— Dona Teresa, eu...
— Pintinho!
— Pinto. Meu nome é Pinto.
— Humm. Como nós estamos mudados, hein? Na festa...
— Era justamente sobre isso que eu queria lhe falar dona Teresa. Na festa. Algumas coisas foram ditas...
__Só ditas não, não é, Pintinho?
— Pinto. Pois é. Ditas e feitas, que...
— Já sei. Vamos fingir que nada aconteceu.
— Eu preferiria.
— Muito bem. Só não sei o que vou dizer ao papai.
— O que que tem o seu pai?
— Ele está vindo de Cachoeiro para o casamento.
Outra coisa perigosa é a pessoa se entusiasmar no fim do ano e decidir mudar. Ser outra pessoa. Deixar velhos vícios e adotar novas atitudes, ou recuperar algumas antigas. Janeiro, ou pelo menos a sua primeira quinzena, é uma espécie de segunda-feira do ano. As ruas ficam cheias de novos virtuosos, pessoas resolvidas a serem melhores do que no ano passado.
— Olhe.
— O que é isso?
— Aquele livro que você me emprestou.
— Eu não me lembro de...
— Faz muito tempo. E, na verdade, você não emprestou. Eu peguei. Eu costumava fazer isso. Nunca mais vou fazer.
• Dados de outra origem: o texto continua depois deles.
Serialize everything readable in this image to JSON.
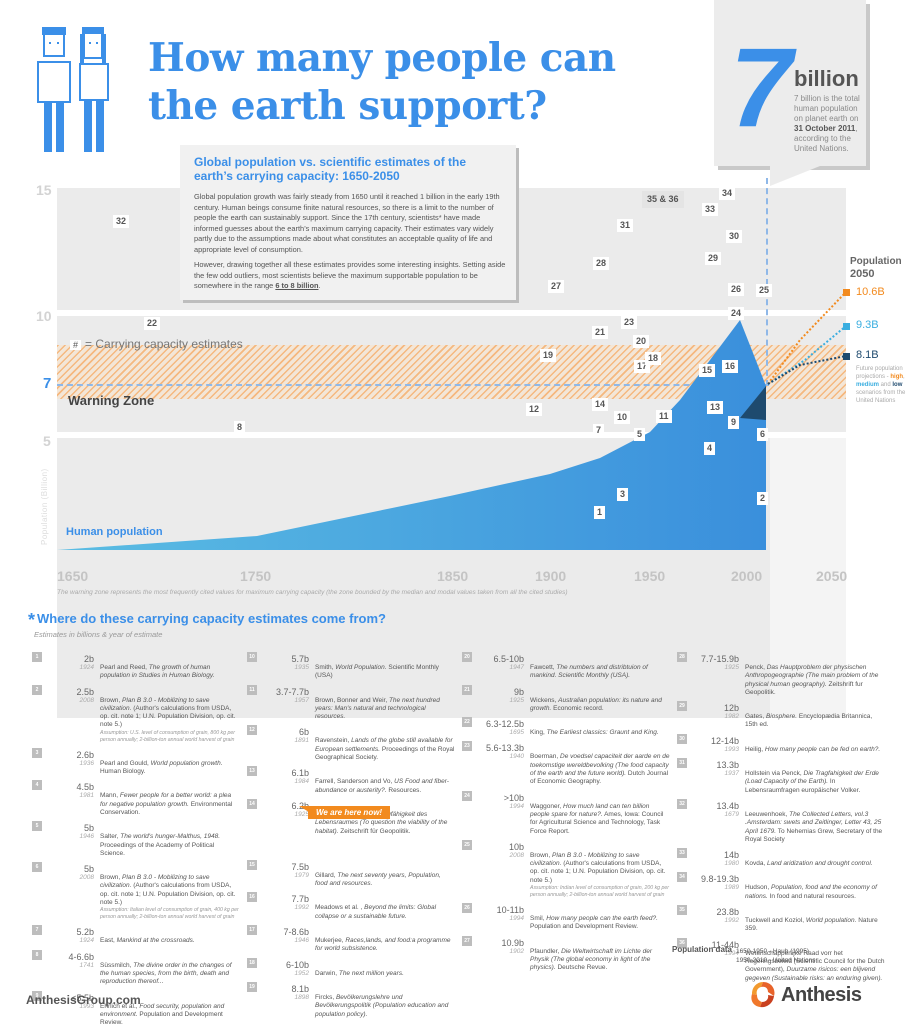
{
  "header": {
    "title_line1": "How many people can",
    "title_line2": "the earth support?",
    "callout": {
      "big_number": "7",
      "unit": "billion",
      "text_before": "7 billion is the total human population on planet earth on",
      "date": "31 October 2011",
      "text_after": ", according to the United Nations."
    }
  },
  "description": {
    "title": "Global population vs. scientific estimates of the earth’s carrying capacity: 1650-2050",
    "p1": "Global population growth was fairly steady from 1650 until it reached 1 billion in the early 19th century. Human beings consume finite natural resources, so there is a limit to the number of people the earth can sustainably support. Since the 17th century, scientists* have made informed guesses about the earth’s maximum carrying capacity. Their estimates vary widely partly due to the  assumptions made about what constitutes an acceptable quality of life and appropriate level of consumption.",
    "p2_before": "However, drawing together all these estimates provides some interesting insights. Setting aside the few odd outliers, most scientists believe the maximum supportable population to be somewhere in the range ",
    "p2_range": "6 to 8 billion",
    "p2_after": "."
  },
  "chart_data": {
    "type": "area",
    "title": "Global population vs. scientific estimates of the earth’s carrying capacity: 1650-2050",
    "xlabel": "",
    "ylabel": "Population (Billion)",
    "x_ticks": [
      "1650",
      "1750",
      "1850",
      "1900",
      "1950",
      "2000",
      "2050"
    ],
    "y_ticks": [
      "5",
      "7",
      "10",
      "15"
    ],
    "series": [
      {
        "name": "Human population",
        "x": [
          1650,
          1750,
          1800,
          1850,
          1900,
          1950,
          1960,
          1970,
          1980,
          1990,
          2000,
          2011
        ],
        "values": [
          0.5,
          0.8,
          1.0,
          1.2,
          1.6,
          2.5,
          3.0,
          3.7,
          4.4,
          5.3,
          6.1,
          7.0
        ]
      }
    ],
    "projections_2050": {
      "title": "Population 2050",
      "high": "10.6B",
      "medium": "9.3B",
      "low": "8.1B",
      "note": "Future population projections - high, medium and low scenarios from the United Nations"
    },
    "warning_zone": {
      "label": "Warning Zone",
      "range": [
        6,
        8
      ]
    },
    "reference_line": {
      "label": "7",
      "value": 7
    },
    "legend": "# = Carrying capacity estimates",
    "estimate_markers": [
      "1",
      "2",
      "3",
      "4",
      "5",
      "6",
      "7",
      "8",
      "9",
      "10",
      "11",
      "12",
      "13",
      "14",
      "15",
      "16",
      "17",
      "18",
      "19",
      "20",
      "21",
      "22",
      "23",
      "24",
      "25",
      "26",
      "27",
      "28",
      "29",
      "30",
      "31",
      "32",
      "33",
      "34",
      "35 & 36"
    ],
    "footnote": "The warning zone represents the most frequently cited values for maximum carrying capacity (the zone bounded by the median and modal values taken from all the cited studies)"
  },
  "labels": {
    "human_population": "Human population",
    "y_axis_title": "Population (Billion)",
    "legend_hash": "#",
    "legend_text": "= Carrying capacity estimates",
    "warning_zone": "Warning Zone",
    "proj_title1": "Population",
    "proj_title2": "2050",
    "proj_high": "10.6B",
    "proj_med": "9.3B",
    "proj_low": "8.1B",
    "proj_note_1": "Future population projections - ",
    "proj_note_high": "high",
    "proj_note_sep": ", ",
    "proj_note_med": "medium",
    "proj_note_and": " and ",
    "proj_note_low": "low",
    "proj_note_end": " scenarios from the United Nations",
    "footnote": "The warning zone represents the most frequently cited values for maximum carrying capacity (the zone bounded by the median and modal values taken from all the cited studies)"
  },
  "sources": {
    "star": "*",
    "title": "Where do these carrying capacity estimates come from?",
    "subtitle": "Estimates in billions & year of estimate",
    "we_are_here": "We are here now!",
    "items": [
      {
        "n": "1",
        "val": "2b",
        "year": "1924",
        "author": "Pearl and Reed, ",
        "title": "The growth of human population in Studies in Human Biology.",
        "rest": "",
        "assume": ""
      },
      {
        "n": "2",
        "val": "2.5b",
        "year": "2008",
        "author": "Brown, ",
        "title": "Plan B 3.0 - Mobilizing to save civilization.",
        "rest": " (Author's calculations from USDA, op. cit. note 1; U.N. Population Division, op. cit. note 5.)",
        "assume": "Assumption: U.S. level of consumption of grain, 800 kg per person annually; 2-billion-ton annual world harvest of grain"
      },
      {
        "n": "3",
        "val": "2.6b",
        "year": "1936",
        "author": "Pearl and Gould, ",
        "title": "World population growth.",
        "rest": " Human Biology.",
        "assume": ""
      },
      {
        "n": "4",
        "val": "4.5b",
        "year": "1981",
        "author": "Mann, ",
        "title": "Fewer people for a better world: a plea for negative population growth.",
        "rest": " Environmental Conservation.",
        "assume": ""
      },
      {
        "n": "5",
        "val": "5b",
        "year": "1946",
        "author": "Salter, ",
        "title": "The world's hunger-Malthus, 1948.",
        "rest": " Proceedings of the Academy of Political Science.",
        "assume": ""
      },
      {
        "n": "6",
        "val": "5b",
        "year": "2008",
        "author": "Brown, ",
        "title": "Plan B 3.0 - Mobilizing to save civilization.",
        "rest": " (Author's calculations from USDA, op. cit. note 1; U.N. Population Division, op. cit. note 5.)",
        "assume": "Assumption: Italian level of consumption of grain, 400 kg per person annually; 2-billion-ton annual world harvest of grain"
      },
      {
        "n": "7",
        "val": "5.2b",
        "year": "1924",
        "author": "East, ",
        "title": "Mankind at the crossroads.",
        "rest": "",
        "assume": ""
      },
      {
        "n": "8",
        "val": "4-6.6b",
        "year": "1741",
        "author": "Süssmilch, ",
        "title": "The divine order in the changes of the human species, from the birth, death and reproduction thereof...",
        "rest": "",
        "assume": ""
      },
      {
        "n": "9",
        "val": "<5.5b",
        "year": "1993",
        "author": "Ehrlich et al., ",
        "title": "Food security, population and environment.",
        "rest": " Population and Development Review.",
        "assume": ""
      },
      {
        "n": "10",
        "val": "5.7b",
        "year": "1935",
        "author": "Smith, ",
        "title": "World Population.",
        "rest": " Scientific Monthly (USA)",
        "assume": ""
      },
      {
        "n": "11",
        "val": "3.7-7.7b",
        "year": "1957",
        "author": "Brown, Bonner and Weir, ",
        "title": "The next hundred years: Man's natural and technological resources.",
        "rest": "",
        "assume": ""
      },
      {
        "n": "12",
        "val": "6b",
        "year": "1891",
        "author": "Ravenstein, ",
        "title": "Lands of the globe still available for European settlements.",
        "rest": " Proceedings of the Royal Geographical Society.",
        "assume": ""
      },
      {
        "n": "13",
        "val": "6.1b",
        "year": "1984",
        "author": "Farrell, Sanderson and Vo, ",
        "title": "US Food and fiber-abundance or austerity?.",
        "rest": " Resources.",
        "assume": ""
      },
      {
        "n": "14",
        "val": "6.2b",
        "year": "1925",
        "author": "Fisher, ",
        "title": "Zur Frage der Tragfähigkeit des Lebensraumes (To question the viability of the habitat).",
        "rest": " Zeitschrift für Geopolitik.",
        "assume": ""
      },
      {
        "n": "15",
        "val": "7.5b",
        "year": "1979",
        "author": "Gillard, ",
        "title": "The next seventy years, Population, food and resources.",
        "rest": "",
        "assume": ""
      },
      {
        "n": "16",
        "val": "7.7b",
        "year": "1992",
        "author": "Meadows et al. , ",
        "title": "Beyond the limits: Global collapse or a sustainable future.",
        "rest": "",
        "assume": ""
      },
      {
        "n": "17",
        "val": "7-8.6b",
        "year": "1946",
        "author": "Mukerjee, ",
        "title": "Races,lands, and food:a programme for world subsistence.",
        "rest": "",
        "assume": ""
      },
      {
        "n": "18",
        "val": "6-10b",
        "year": "1952",
        "author": "Darwin, ",
        "title": "The next million years.",
        "rest": "",
        "assume": ""
      },
      {
        "n": "19",
        "val": "8.1b",
        "year": "1898",
        "author": "Fircks, ",
        "title": "Bevölkerungslehre und Bevölkerungspolitik (Population education and population policy).",
        "rest": "",
        "assume": ""
      },
      {
        "n": "20",
        "val": "6.5-10b",
        "year": "1947",
        "author": "Fawcett, ",
        "title": "The numbers and distribtuion of mankind. Scientific Monthly (USA).",
        "rest": "",
        "assume": ""
      },
      {
        "n": "21",
        "val": "9b",
        "year": "1925",
        "author": "Wickens, ",
        "title": "Australian population: its nature and growth.",
        "rest": " Economic record.",
        "assume": ""
      },
      {
        "n": "22",
        "val": "6.3-12.5b",
        "year": "1695",
        "author": "King, ",
        "title": "The Earliest classics: Graunt and King.",
        "rest": "",
        "assume": ""
      },
      {
        "n": "23",
        "val": "5.6-13.3b",
        "year": "1940",
        "author": "Boerman, ",
        "title": "De voedsel capaciteit der aarde en de toekomstige wereldbevolking (The food capacity of the earth and the future world).",
        "rest": " Dutch Journal of Economic Geography.",
        "assume": ""
      },
      {
        "n": "24",
        "val": ">10b",
        "year": "1994",
        "author": "Waggoner, ",
        "title": "How much land can ten billion people spare for nature?.",
        "rest": " Ames, Iowa: Council for Agricultural Science and Technology, Task Force Report.",
        "assume": ""
      },
      {
        "n": "25",
        "val": "10b",
        "year": "2008",
        "author": "Brown, ",
        "title": "Plan B 3.0 - Mobilizing to save civilization.",
        "rest": " (Author's calculations from USDA, op. cit. note 1; U.N. Population Division, op. cit. note 5.)",
        "assume": "Assumption: Indian level of consumption of grain, 200 kg per person annually; 2-billion-ton annual world harvest of grain"
      },
      {
        "n": "26",
        "val": "10-11b",
        "year": "1994",
        "author": "Smil,  ",
        "title": "How many people can the earth feed?.",
        "rest": " Population and Development Review.",
        "assume": ""
      },
      {
        "n": "27",
        "val": "10.9b",
        "year": "1902",
        "author": "Pfaundler, ",
        "title": "Die Weltwirtschaft im Lichte der Physik (The global economy in light of the physics).",
        "rest": " Deutsche Revue.",
        "assume": ""
      },
      {
        "n": "28",
        "val": "7.7-15.9b",
        "year": "1925",
        "author": "Penck, ",
        "title": "Das Hauptproblem der physischen Anthropogeographie (The main problem of the physical human geography).",
        "rest": " Zeitshrift fur Geopolitik.",
        "assume": ""
      },
      {
        "n": "29",
        "val": "12b",
        "year": "1982",
        "author": "Gates, ",
        "title": "Biosphere.",
        "rest": " Encyclopædia Britannica, 15th ed.",
        "assume": ""
      },
      {
        "n": "30",
        "val": "12-14b",
        "year": "1993",
        "author": "Heilig, ",
        "title": "How many people can be fed on earth?.",
        "rest": "",
        "assume": ""
      },
      {
        "n": "31",
        "val": "13.3b",
        "year": "1937",
        "author": "Hollstein via Penck, ",
        "title": "Die Tragfahigkeit der Erde (Load Capacity of the Earth).",
        "rest": " In Lebensraumfragen europäischer Volker.",
        "assume": ""
      },
      {
        "n": "32",
        "val": "13.4b",
        "year": "1679",
        "author": "Leeuwenhoek, ",
        "title": "The Collected Letters, vol.3 .Amsterdam: swets and Zeitlinger, Letter 43, 25 April 1679.",
        "rest": " To Nehemias Grew, Secretary of the Royal Society",
        "assume": ""
      },
      {
        "n": "33",
        "val": "14b",
        "year": "1980",
        "author": "Kovda, ",
        "title": "Land aridization and drought control.",
        "rest": "",
        "assume": ""
      },
      {
        "n": "34",
        "val": "9.8-19.3b",
        "year": "1989",
        "author": "Hudson, ",
        "title": "Population, food and the economy of nations.",
        "rest": " In food and natural resources.",
        "assume": ""
      },
      {
        "n": "35",
        "val": "23.8b",
        "year": "1992",
        "author": "Tuckwell and Koziol, ",
        "title": "World population.",
        "rest": " Nature 359.",
        "assume": ""
      },
      {
        "n": "36",
        "val": "11-44b",
        "year": "1994",
        "author": "Wetenschapperlijke Raad vorr het Regeringsbeleid (Scientific Council for the Dutch Government), ",
        "title": "Duurzame risicos: een blijvend gegeven (Sustainable risks: an enduring given).",
        "rest": "",
        "assume": ""
      }
    ],
    "population_data_label": "Population data",
    "population_data_1": "1650-1950 - Haub (1995)",
    "population_data_2": "1950-2010 - United Nations"
  },
  "footer": {
    "site": "AnthesisGroup.com",
    "logo": "Anthesis"
  },
  "colors": {
    "accent_blue": "#3b8fe8",
    "orange_high": "#f28a1e",
    "light_blue_medium": "#3aaee0",
    "dark_blue_low": "#1e4a6e",
    "band_gray": "#ebebeb"
  }
}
— Você pode ficar com o livro. Eu...
— Não! Ajude a me regenerar. Quem fazia essas coisas não era eu. Era outra pessoa. Um crápula. Decidi mudar. Este sou o eu 2014. Comecei devolvendo todos os livros que peguei dos amigos. Acabou com a minha biblioteca, mas que diabo. Me sinto bem fazendo isto. Outra coisa. Precisamos nos ver mais. Eu abandonei os amigos. Abandonei os amigos! Olhe, vou à sua casa este sábado.
— Não. Ahn...
— Prometo não roubar nada.
— Não é isso. É que...
— Já sei. Vamos combinar um jantarzinho lá em casa. A Santa e eu estamos ótimos. Fiz um juramento, na noite de ano bom. Que me regeneraria. E ela me aceitou de volta. Há dois dias que não olho para outra mulher. Dois dias inteiros! Isso era coisa do outro.
— Sim.
— Do crápula.
— Sei...
— Eu era horrível, não era? Diz a verdade. Pode dizer. Uma das coisas que eu resolvi é não bater mais em ninguém. Era ou não era?
— O que é isso?
— Como é que eu podia ser tão horrível, meu Deus?
— Calma. Você está transtornado. Vamos tomar um chopinho.
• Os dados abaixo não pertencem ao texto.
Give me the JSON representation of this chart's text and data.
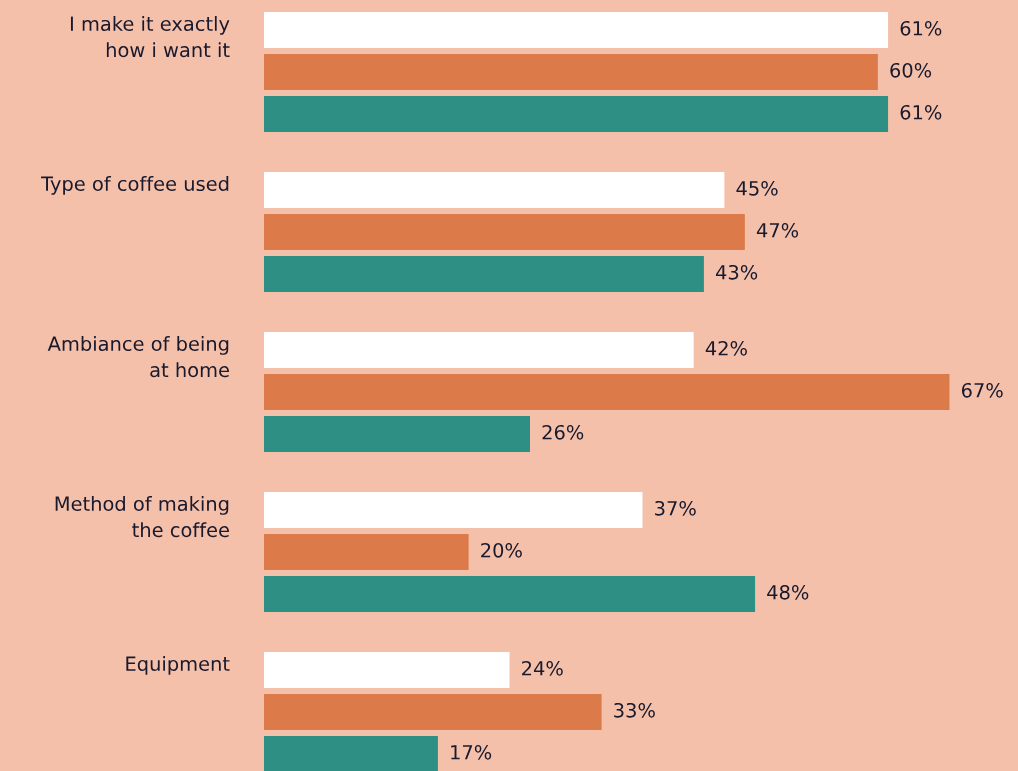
{
  "chart_data": {
    "type": "bar",
    "orientation": "horizontal",
    "categories": [
      "I make it exactly\nhow i want it",
      "Type of coffee used",
      "Ambiance of being\nat home",
      "Method of making\nthe coffee",
      "Equipment"
    ],
    "series": [
      {
        "color": "#ffffff",
        "values": [
          61,
          45,
          42,
          37,
          24
        ],
        "value_labels": [
          "61%",
          "45%",
          "42%",
          "37%",
          "24%"
        ]
      },
      {
        "color": "#dd7a4a",
        "values": [
          60,
          47,
          67,
          20,
          33
        ],
        "value_labels": [
          "60%",
          "47%",
          "67%",
          "20%",
          "33%"
        ]
      },
      {
        "color": "#2e9084",
        "values": [
          61,
          43,
          26,
          48,
          17
        ],
        "value_labels": [
          "61%",
          "43%",
          "26%",
          "48%",
          "17%"
        ]
      }
    ],
    "xlim": [
      0,
      73.7
    ]
  }
}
— Não! Não posso. Jurei que não botaria mais uma gota de álcool na boca.
— Mas um chopinho...
— Está bem. Um. Em honra da nossa amizade recuperada. E escuta...
— O quê?
— Deixa eu ficar com o livro mais uns dias. Ainda não tive tempo de...
— Claro. Toma.
— E vamos ao chope. Lá no alemão, onde tem mais mulher.